Всё как велит честь.

Цмайши огромна, жестока и всё ещё очень сильна, но в очертаниях её тела больше нет красоты. Тело стало тяжёлым и часто болит. Это знак: её срок на земле истекает. Годы её собираются, как зажимы на косах храброго воина, и уже самих кос из-под них не увидеть… Цмайши близится к двум векам.

Она рождалась в блеске клинков, в девичестве ей не было равных. Даже брат её того же выводка, великий Р’харта, что осмелился выйти из чрева прежде неё и доказал потом своё право отодвигать женщин, брат, достойно принявший ужаснейшую из судеб – даже он остерегался свирепости Цмайши. Но минули годы и десятилетия, войны и выводки, голод и поражения. Клыки её затупились, сосцы иссохли, теперь ей немного нужно.

«Солгите!» – молит старуха.

Солгите ей. Скажите, что она дома, что над нею небо Кадары.
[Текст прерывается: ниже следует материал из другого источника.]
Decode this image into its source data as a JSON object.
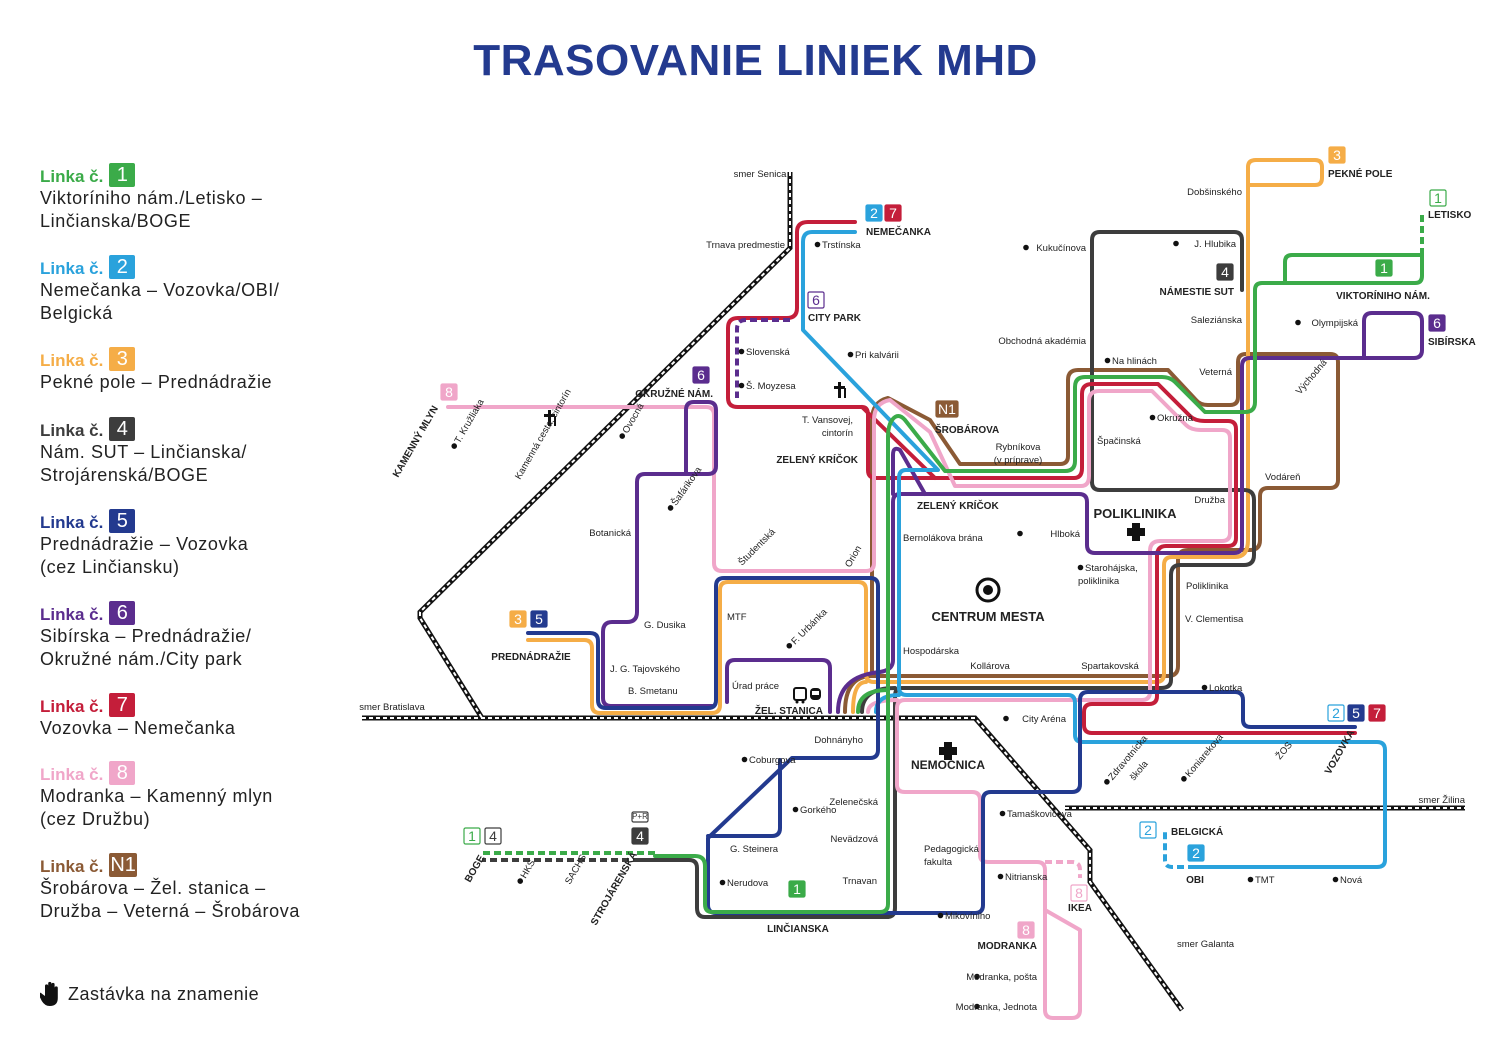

Что мир её по-прежнему, как и в начале времён – царствующий, первый, исполненный вечной славы. Что все её дочери живы и плодоносны, что её сыновья прославлены подвигами, и каждого не раз выбирала женщина для зачатия. Что доблесть и мощь не покинули человечество, и дети его мечтают о победоносной войне.

Она умирает. Солгите.

– Пусть расскажут легенду, – приказывает она, и вокруг утихает хруст костей на зубах. Её дому нечасто выпадает сытная трапеза, и всё же никто не смеет ослушаться. Никто не переспрашивает, какую легенду следует рассказать. Всем известна любимая история Цмайши, как и то, отчего величайшая из женщин желает склонять к ней свой слух. Пусть скажут о древних героях: о победах и упоении боя, о богах, склоняющихся перед людьми, о высокой любви и высокой чести. Цмайши услышит о себе и доблестном Р’харте.
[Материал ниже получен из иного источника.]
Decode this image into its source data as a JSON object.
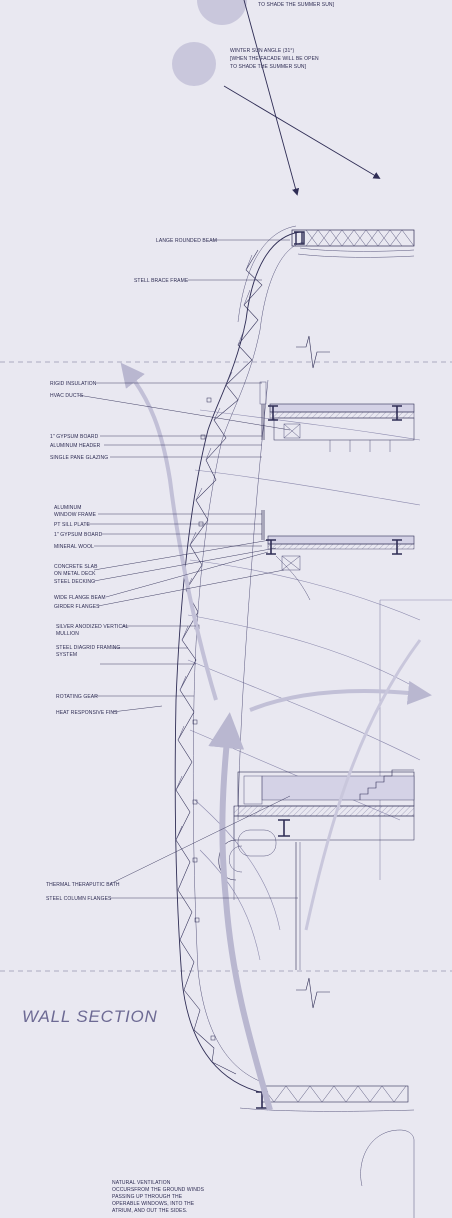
{
  "title": "WALL SECTION",
  "sun_notes": {
    "summer_fragment": "TO SHADE THE SUMMER SUN]",
    "winter_line1": "WINTER SUN ANGLE (31°)",
    "winter_line2": "[WHEN THE FACADE WILL BE OPEN",
    "winter_line3": "TO SHADE THE SUMMER SUN]"
  },
  "callouts": {
    "flange_rounded_beam": "LANGE ROUNDED BEAM",
    "steel_brace_frame": "STELL BRACE FRAME",
    "rigid_insulation": "RIGID INSULATION",
    "hvac_ducts": "HVAC DUCTS",
    "gypsum_board_1": "1\" GYPSUM BOARD",
    "aluminum_header": "ALUMINUM HEADER",
    "single_pane_glazing": "SINGLE PANE GLAZING",
    "aluminum_window_frame_1": "ALUMINUM",
    "aluminum_window_frame_2": "WINDOW FRAME",
    "pt_sill_plate": "PT SILL PLATE",
    "gypsum_board_2": "1\" GYPSUM BOARD",
    "mineral_wool": "MINERAL WOOL",
    "concrete_slab_1": "CONCRETE SLAB",
    "concrete_slab_2": "ON METAL DECK",
    "steel_decking": "STEEL DECKING",
    "wide_flange_beam": "WIDE FLANGE BEAM",
    "girder_flanges": "GIRDER FLANGES",
    "silver_mullion_1": "SILVER ANODIZED VERTICAL",
    "silver_mullion_2": "MULLION",
    "diagrid_1": "STEEL DIAGRID FRAMING",
    "diagrid_2": "SYSTEM",
    "rotating_gear": "ROTATING GEAR",
    "heat_fins": "HEAT RESPONSIVE FINS",
    "thermal_bath": "THERMAL THERAPUTIC BATH",
    "steel_column_flanges": "STEEL COLUMN FLANGES"
  },
  "ventilation_note": {
    "line1": "NATURAL VENTILATION",
    "line2": "OCCURSFROM THE GROUND WINDS",
    "line3": "PASSING UP THROUGH THE",
    "line4": "OPERABLE WINDOWS, INTO THE",
    "line5": "ATRIUM, AND OUT THE SIDES."
  },
  "colors": {
    "background": "#e9e8f1",
    "ink": "#2f2d55",
    "sun_disc": "#c9c7dc",
    "airflow_arrow": "#b9b7d0",
    "floor_fill": "#d4d2e6",
    "title": "#6d6a94"
  }
}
Один из мужчин выходит и садится перед ней на землю. Старейшина взирает на него сверху, глаза её полузакрыты; Цмайши не думает о том, что в прежние времена обладателя четырёх кос не пустили бы не только на чтимое место перед нею, но и вообще в её собрание. Даже прибирать объедки…

Не помнит.

Он хорош в речи. Говорит нараспев, искусно подчёркивая рычащие звуки. Язык, новый и понятный, оттого кажется более древним; слова, которыми в действительности было когда-то сложено повествование, погребены и истлели более полумиллиона лет назад.

Он в материнском чреве своих братьев убил.

Он пожрал их, человеческой плотью себя насытил.

Он из чрева как трёхлетний ребёнок вышел, сестру отодвинул.

Шакхатарши, сестра, говорит:

«Ш’райра, мой брат, воистину силой обладает.

Мать не от слабого зачинала, она взяла бога».

Цмайши не помнит и о том, что М’рхенгла проиграл бой выродку. Приказывает глазам не видеть, носу не чуять, что мужчина перед нею болен и слаб, что из его сердец бьются лишь два.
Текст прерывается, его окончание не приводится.